Der Einkauf ist einfach spannend, da jeder Tag anders ist. Man ist ständig in Kontakt mit Leuten, ob intern oder extern mit Kunden. In Verhandlungen ist Kreativität und Geschick gefragt, mit jeder wächst man ein Stück weiter. Auch nach der Ausbildung werden mir hierzu viele Weiterbildungsmöglichkeiten geboten. Es macht Spaß.

Vom Azubi zum Einkäufer

Was hat sich verändert (bspw. Arbeitszeit/-pensum, Aufgaben, etc.)?

Das Arbeitspensum ist ähnlich wie vor Beendigung meiner Ausbildung, da ich bereits ein halbes Jahr vor Ablauf der Ausbildung im Einkauf eingesetzt war. Meleghy steckte großes Vertrauen in mich, da ich bereits während der Ausbildung eine feste Rolle im Einkaufsteam übernehmen durfte. Geändert hat sich, dass ich nun in der Vertrauensarbeitszeit arbeite.

Wir haben das Einkaufsteam gut aufgeteilt, sodass jeder ein Hauptaufgabengebiet hat. Ich bin hauptsächlich für die Materialbeschaffung im Rahmen des Projekteinkaufs, sowie der Unterstützung des Projekteinkaufs bei Werkzeugbeschaffung zuständig.

Im Vergleich zur Ausbildung habe ich deutlich mehr Verantwortung insbesondere bei Preisverhandlungen bekommen. Spannend ist auch der persönliche Kontakt zu den, oft auch ausländischen, Lieferanten, die ich bis dato nur vom Papier her kannte.

 

Was ist ähnlich oder gleich zur bisherigen Azubi-Rolle geblieben?

Man lernt nie aus. Es freut mich, dass ich täglich weiterlernen kann.

 

Hattest Du Erwartungen an die neue Rolle und haben sie sich bestätigt?

Ich hatte die Erwartung, mehr über das Zusammenspiel der verschiedenen Unternehmensbereiche im Rahmen von Projekten im Allgemeinen und die Arbeitsweise des Projekteinkaufes im Besonderen zu lernen und fest in das Team eingebunden zu werden. Diese Erwartungen haben sich erfüllt.

 

Was macht an der jetzigen Tätigkeit besonders Spaß bzw. fordert Dich heraus?

Besonders interessant finde ich es, wenn sich Zusammenhänge zwischen meinem neuen Aufgabengebiet im Einkauf und anderen Abteilungen, die ich im Rahmen der Ausbildung durchlaufen habe erschließen. Immer mehr ergibt nun einen zusammenhängenden Sinn und scheint logisch.

Preisverhandlungen sind ein spannendes Thema. Hier lerne ich noch so viel, besonders von meinen erfahrenen Teamkollegen. Je nach Lieferant ist das eine ziemliche Herausforderung und ständig muss man sich neue Strategien überlegen. Spaß macht, wie erwähnt, auch der Kontakt mit ausländischen Lieferanten.

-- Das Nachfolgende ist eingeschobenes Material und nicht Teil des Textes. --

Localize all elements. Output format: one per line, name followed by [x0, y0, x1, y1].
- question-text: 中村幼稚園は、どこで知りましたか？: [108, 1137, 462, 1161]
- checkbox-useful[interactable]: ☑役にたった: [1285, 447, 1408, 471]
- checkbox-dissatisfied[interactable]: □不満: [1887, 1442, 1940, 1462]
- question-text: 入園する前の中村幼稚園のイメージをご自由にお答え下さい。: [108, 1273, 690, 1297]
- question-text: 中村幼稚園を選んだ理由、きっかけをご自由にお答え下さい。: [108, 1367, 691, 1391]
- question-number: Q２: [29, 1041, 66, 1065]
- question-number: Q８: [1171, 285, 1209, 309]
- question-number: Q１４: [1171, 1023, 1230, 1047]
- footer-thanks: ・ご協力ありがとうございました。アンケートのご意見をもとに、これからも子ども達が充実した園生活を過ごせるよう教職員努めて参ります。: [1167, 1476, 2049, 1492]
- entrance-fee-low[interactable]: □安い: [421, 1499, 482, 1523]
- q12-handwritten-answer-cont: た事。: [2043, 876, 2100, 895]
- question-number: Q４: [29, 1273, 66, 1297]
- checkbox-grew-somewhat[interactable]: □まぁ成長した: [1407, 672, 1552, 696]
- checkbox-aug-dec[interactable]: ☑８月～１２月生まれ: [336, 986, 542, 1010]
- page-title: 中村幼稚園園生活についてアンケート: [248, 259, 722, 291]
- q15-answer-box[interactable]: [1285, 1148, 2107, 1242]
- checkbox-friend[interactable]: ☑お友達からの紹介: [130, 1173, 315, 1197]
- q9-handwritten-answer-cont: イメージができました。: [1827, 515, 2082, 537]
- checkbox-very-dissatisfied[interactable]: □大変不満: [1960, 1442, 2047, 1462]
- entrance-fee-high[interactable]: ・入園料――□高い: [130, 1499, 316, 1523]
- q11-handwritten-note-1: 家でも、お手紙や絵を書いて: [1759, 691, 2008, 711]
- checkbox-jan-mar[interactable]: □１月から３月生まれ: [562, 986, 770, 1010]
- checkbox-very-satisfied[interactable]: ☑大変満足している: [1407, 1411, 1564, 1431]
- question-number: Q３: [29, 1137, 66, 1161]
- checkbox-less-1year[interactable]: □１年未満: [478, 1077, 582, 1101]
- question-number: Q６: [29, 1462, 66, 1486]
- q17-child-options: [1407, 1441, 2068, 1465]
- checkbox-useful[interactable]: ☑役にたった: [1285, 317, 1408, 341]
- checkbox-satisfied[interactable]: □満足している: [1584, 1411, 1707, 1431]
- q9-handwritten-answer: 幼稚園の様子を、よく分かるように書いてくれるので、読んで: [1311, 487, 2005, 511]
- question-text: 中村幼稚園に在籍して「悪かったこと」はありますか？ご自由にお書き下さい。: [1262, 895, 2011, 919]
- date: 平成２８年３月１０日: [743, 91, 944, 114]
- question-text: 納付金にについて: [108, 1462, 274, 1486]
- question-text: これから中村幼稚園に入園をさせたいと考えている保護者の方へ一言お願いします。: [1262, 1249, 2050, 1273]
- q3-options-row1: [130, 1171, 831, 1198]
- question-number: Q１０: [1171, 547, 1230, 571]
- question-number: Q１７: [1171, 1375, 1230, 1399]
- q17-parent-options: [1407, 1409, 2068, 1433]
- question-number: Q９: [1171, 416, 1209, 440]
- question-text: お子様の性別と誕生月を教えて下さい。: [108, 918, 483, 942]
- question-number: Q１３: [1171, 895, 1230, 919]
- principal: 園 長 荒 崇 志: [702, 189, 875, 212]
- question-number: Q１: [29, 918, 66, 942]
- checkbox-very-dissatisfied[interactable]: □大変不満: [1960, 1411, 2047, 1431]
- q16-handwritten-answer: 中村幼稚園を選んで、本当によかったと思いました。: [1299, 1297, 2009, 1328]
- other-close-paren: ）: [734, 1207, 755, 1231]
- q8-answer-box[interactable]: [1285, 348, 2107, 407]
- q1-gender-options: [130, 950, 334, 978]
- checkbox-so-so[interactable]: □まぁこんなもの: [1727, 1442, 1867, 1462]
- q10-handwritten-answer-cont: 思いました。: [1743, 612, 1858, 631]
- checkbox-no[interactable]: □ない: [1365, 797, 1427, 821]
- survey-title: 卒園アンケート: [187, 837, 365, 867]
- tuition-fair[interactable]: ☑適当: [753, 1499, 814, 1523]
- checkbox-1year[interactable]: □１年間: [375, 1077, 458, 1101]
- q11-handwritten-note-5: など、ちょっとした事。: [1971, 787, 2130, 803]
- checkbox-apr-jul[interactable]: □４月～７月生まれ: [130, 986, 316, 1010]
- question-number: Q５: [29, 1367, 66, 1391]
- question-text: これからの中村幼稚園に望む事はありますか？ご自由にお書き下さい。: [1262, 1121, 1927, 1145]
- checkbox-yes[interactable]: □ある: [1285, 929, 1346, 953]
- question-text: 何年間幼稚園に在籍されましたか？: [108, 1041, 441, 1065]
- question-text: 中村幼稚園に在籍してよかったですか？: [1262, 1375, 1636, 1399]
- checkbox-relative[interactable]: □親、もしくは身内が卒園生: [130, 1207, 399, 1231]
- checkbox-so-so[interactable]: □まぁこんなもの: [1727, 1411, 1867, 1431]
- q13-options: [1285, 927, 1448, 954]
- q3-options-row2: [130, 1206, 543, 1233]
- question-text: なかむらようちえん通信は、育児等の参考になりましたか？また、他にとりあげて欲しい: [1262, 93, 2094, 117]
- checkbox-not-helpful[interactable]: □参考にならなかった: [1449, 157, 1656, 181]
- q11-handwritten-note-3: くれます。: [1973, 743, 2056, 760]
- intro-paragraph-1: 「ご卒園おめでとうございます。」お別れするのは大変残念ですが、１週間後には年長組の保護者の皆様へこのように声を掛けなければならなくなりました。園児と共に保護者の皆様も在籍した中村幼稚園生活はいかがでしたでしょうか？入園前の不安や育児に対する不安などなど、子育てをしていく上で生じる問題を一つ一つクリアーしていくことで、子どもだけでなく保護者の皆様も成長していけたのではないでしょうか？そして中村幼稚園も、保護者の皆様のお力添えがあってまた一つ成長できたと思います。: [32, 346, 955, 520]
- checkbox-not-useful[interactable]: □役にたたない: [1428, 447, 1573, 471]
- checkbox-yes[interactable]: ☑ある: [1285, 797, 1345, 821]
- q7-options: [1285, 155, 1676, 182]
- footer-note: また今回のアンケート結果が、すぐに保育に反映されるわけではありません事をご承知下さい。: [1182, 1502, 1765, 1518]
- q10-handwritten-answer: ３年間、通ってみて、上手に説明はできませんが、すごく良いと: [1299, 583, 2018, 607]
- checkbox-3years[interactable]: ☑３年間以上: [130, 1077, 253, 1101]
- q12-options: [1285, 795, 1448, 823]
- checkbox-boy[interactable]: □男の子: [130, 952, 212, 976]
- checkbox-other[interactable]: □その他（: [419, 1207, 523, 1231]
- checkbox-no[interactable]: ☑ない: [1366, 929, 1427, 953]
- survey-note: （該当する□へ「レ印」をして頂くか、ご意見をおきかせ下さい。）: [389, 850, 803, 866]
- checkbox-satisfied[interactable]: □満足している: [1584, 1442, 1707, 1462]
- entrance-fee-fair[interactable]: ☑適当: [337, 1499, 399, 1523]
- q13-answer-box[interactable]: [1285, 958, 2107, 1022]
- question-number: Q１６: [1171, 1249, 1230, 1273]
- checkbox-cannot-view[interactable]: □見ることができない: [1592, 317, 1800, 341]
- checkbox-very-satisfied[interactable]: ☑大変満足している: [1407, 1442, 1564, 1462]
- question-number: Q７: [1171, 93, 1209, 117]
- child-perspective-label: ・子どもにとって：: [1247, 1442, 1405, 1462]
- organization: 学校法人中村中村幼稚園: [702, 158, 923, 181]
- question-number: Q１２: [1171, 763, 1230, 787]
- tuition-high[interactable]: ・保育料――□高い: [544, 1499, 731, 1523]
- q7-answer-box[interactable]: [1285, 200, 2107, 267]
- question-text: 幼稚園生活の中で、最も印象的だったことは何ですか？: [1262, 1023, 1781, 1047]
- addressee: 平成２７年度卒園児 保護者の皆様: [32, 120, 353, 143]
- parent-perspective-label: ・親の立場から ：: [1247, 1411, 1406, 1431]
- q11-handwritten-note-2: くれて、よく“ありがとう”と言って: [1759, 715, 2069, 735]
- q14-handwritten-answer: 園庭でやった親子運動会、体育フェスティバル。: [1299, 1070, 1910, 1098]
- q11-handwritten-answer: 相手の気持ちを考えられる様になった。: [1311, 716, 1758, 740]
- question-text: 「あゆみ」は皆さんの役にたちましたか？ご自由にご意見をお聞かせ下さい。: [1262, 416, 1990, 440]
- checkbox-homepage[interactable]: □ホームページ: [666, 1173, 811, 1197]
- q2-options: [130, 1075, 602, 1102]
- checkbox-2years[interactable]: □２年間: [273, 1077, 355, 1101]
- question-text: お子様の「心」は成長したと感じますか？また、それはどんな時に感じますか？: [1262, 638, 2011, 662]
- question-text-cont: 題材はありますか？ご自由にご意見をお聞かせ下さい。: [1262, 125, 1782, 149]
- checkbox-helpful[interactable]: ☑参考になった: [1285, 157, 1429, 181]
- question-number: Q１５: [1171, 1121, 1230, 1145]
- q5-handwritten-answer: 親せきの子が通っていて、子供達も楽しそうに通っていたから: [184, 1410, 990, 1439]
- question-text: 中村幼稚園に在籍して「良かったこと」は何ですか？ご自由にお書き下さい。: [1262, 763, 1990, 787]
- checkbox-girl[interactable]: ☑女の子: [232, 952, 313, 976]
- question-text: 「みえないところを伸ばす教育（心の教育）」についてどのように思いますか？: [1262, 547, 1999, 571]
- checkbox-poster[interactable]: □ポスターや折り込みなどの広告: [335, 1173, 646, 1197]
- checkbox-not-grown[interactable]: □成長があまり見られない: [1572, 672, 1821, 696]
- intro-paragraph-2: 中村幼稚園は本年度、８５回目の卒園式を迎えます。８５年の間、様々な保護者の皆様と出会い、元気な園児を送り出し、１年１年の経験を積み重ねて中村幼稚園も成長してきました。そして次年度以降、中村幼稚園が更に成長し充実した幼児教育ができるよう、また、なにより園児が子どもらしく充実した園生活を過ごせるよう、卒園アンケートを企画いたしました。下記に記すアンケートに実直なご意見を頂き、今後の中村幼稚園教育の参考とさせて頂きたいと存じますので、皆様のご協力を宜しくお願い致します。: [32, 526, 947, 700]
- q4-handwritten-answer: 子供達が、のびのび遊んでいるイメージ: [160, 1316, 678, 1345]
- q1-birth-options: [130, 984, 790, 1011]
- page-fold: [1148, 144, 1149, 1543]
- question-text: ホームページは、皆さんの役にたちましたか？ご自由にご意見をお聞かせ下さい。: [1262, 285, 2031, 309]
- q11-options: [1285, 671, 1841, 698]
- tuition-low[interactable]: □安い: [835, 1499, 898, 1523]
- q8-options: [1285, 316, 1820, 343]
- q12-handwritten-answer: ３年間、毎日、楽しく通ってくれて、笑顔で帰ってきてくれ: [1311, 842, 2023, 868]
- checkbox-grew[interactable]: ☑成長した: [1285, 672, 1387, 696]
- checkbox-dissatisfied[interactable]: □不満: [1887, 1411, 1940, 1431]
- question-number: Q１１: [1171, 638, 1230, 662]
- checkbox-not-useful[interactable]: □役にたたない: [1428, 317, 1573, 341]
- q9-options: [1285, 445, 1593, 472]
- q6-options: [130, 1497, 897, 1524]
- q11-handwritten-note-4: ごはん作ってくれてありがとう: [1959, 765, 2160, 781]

Die haben teilweise eine andere Mentalität.

 

Du hast jetzt dreieinhalb Jahre gepaukt, da hat man doch erst mal keine Lust mehr auf Lernen. Aber – wie Du selbst schon sagtest – man lernt im Leben bekanntlich nie aus. Wie bleibst Du weiterhin am Ball, sprich: wie oder was tust du für deine persönliche und fachliche Weiterentwicklung? Wie unterstützt Dich Meleghy International dabei?

Mein Chef legt besonderen Wert darauf, dass sein Team gezielt gefördert wird. Daher wählen wir gezielt Fachseminare aus, wie Verhandlungsführung, technische Grundlagen, Englisch und weitere, durch die ich in meiner Hauptaufgabe noch besser werde, aber auch um meine Persönlichkeitsentwicklung als junger Mitarbeiter noch weiter voran zu treiben.

Aber nicht nur mein Chef legt Wert auf Weiterbildung. Von Anfang an merkte ich, dass es der Unternehmensgruppe Meleghy International am Herzen liegt, ihre Mitarbeiter/innen zu fördern. Sie motiviert und fördert die Weiterbildung sowohl durch Kostenbeteiligung als auch durch Freistellung.

 

Was gefällt Dir an unserem Betrieb besonders, sodass Du Dich nach Deiner Ausbildung entschieden hast zu bleiben?

Im Rahmen der Ausbildung habe ich bereits jede kaufmännische Abteilung einmal durchlaufen und wurde so in die Lage versetzt abteilungsübergreifende Zusammenhänge zu erkennen. Ich habe festgestellt, dass bei Meleghy International ein sehr angenehmes Arbeitsklima, auch abteilungsübergreifend, herrscht. Die Teams bestehen aus netten Menschen, die gemeinsam am großen Ganzen arbeiten. Wenn man genau hinschaut, herrscht auch in „trüberen“ Zeiten ein gutes Klima und „We are family“ wird vom Großteil auch dann gepflegt, wenn es mal härter zugeht.